The Norwegian firm noted that uptake is advancing more quickly in some regions than in others. Europe, for example, will see H2 Making up 11% of its final energy mix by 2050, with OECD Pacific countries (Australasia, Japan and South Korea) reaching 8%. Almost all other regions, including China, will languish below 7% on current trajectories.
To accelerate this process, policymakers must target fiscal and regulatory support that stimulate production and offtake simultaneously, the Norwegian firm said.
“Direct funding is the main tool supporting scaling of low-carbon hydrogen production by lowering CAPEX costs,” it explained in the report. “Demand-side policy must stimulate offtake. Fiscal policies (eg carbon pricing, taxes reflecting carbon efficiency/pollutants) are needed for low-carbon hydrogen to compete with unabated fossil-based hydrogen.”
It added: “Market-based instruments such as contracts for difference (CfDs) can cut OPEX costs and offer predictable terms for producers and end users.”
The standards firm also called for targeted support that would ramp up renewable energy capacity to support a green hydrogen roll-out, and a “comprehensive regulatory toolbox”, noting that hard-to-abate sectors required tailored support for retrofitting equipment.
This would help with fuel switching, it added, warning that under current trajectories just 85% of hydrogen used in energy and as a feedstock will come from electrolysis or abated fossil fuels by 2050 – including “grid-based” electrolysis which will only be as renewable as the generators supplying the grid. In total DNV projects that just 56% of hydrogen production will come from electrolysis by 2050.

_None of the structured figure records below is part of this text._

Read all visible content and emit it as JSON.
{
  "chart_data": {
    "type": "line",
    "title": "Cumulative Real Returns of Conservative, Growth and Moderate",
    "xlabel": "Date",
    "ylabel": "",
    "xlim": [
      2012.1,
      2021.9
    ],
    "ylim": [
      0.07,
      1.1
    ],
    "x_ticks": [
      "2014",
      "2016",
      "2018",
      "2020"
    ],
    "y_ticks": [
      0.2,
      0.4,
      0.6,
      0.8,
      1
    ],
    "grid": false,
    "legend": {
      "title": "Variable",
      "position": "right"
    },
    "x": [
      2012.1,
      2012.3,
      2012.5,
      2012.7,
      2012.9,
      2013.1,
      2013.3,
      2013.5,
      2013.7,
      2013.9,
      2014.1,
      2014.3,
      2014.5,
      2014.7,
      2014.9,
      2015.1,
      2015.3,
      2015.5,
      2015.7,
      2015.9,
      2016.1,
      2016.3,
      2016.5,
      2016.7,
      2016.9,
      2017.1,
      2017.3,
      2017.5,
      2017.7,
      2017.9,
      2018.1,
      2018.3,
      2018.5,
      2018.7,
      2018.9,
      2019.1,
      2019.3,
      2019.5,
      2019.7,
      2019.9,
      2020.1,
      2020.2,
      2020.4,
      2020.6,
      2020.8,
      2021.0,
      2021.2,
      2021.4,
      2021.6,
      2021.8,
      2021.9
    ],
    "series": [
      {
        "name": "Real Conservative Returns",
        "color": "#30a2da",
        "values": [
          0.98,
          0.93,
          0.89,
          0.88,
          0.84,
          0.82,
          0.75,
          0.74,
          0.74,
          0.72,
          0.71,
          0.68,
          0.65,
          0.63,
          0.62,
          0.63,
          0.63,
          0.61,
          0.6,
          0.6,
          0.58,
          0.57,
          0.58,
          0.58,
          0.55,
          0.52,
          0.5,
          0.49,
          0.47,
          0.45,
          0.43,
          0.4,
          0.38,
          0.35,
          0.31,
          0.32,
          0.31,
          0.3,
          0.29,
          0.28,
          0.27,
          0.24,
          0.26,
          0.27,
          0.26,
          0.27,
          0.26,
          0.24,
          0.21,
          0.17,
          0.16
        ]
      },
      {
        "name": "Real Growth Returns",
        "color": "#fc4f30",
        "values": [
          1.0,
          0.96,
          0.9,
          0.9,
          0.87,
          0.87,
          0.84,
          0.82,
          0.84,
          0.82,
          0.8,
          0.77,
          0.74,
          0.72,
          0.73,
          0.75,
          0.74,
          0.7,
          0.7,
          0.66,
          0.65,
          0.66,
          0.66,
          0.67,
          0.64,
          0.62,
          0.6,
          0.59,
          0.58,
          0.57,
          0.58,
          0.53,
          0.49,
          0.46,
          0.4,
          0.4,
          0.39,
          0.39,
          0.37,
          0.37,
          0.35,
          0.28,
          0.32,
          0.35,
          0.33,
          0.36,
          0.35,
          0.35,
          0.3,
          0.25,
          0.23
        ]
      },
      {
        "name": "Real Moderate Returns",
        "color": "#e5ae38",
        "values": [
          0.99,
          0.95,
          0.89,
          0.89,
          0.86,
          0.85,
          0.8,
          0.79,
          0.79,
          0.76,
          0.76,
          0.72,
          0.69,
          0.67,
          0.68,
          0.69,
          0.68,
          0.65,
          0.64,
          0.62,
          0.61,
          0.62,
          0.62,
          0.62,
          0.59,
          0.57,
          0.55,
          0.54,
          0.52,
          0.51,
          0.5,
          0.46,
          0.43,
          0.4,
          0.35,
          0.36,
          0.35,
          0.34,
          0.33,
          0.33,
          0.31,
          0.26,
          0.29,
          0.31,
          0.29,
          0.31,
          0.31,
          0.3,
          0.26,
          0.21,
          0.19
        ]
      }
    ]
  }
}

Policymakers should also introduce “guarantee of origin” frameworks for hydrogen, which with fiscal support such as carbon pricing and CfDs, unlock large-scale investment in the sector, DNV noted.
Electrolysis will be the dominant source of hydrogen production by mid-century, accounting for 72% of H2 demand for energy purposes only, powered by a global electrolyser capacity of 3,075 GW, DNV said, although it did not include an estimate of the amount of renewables capacity required to power it.
China will dominate electrolyser build-out, with 258GW of capacity by 2030 and 1,248GW by 2030, more than double the next biggest, Europe, which will see 111GW and 574GW in 2030 and 2050 respectively.
Based on these figures, DNV calculates that Europe will be producing approximately 6.6 million tons of green hydrogen at regional operating hours by 2030. Given that the EU is unlikely to see much blue hydrogen production, this means that the bloc will fall short of its 10 -million-tonne target, it said.
But while the prevailing view on blue hydrogen has been gloomy of late on the back of skyrocketing natural gas prices, DNV bucked this trend with the view that blue H2 will have a role to play in the short-term. In fact, it believes that blue hydrogen with CCS will account for 30% of production in 2030 as gas prices reduce, before dropping off as renewable energy capacity increases.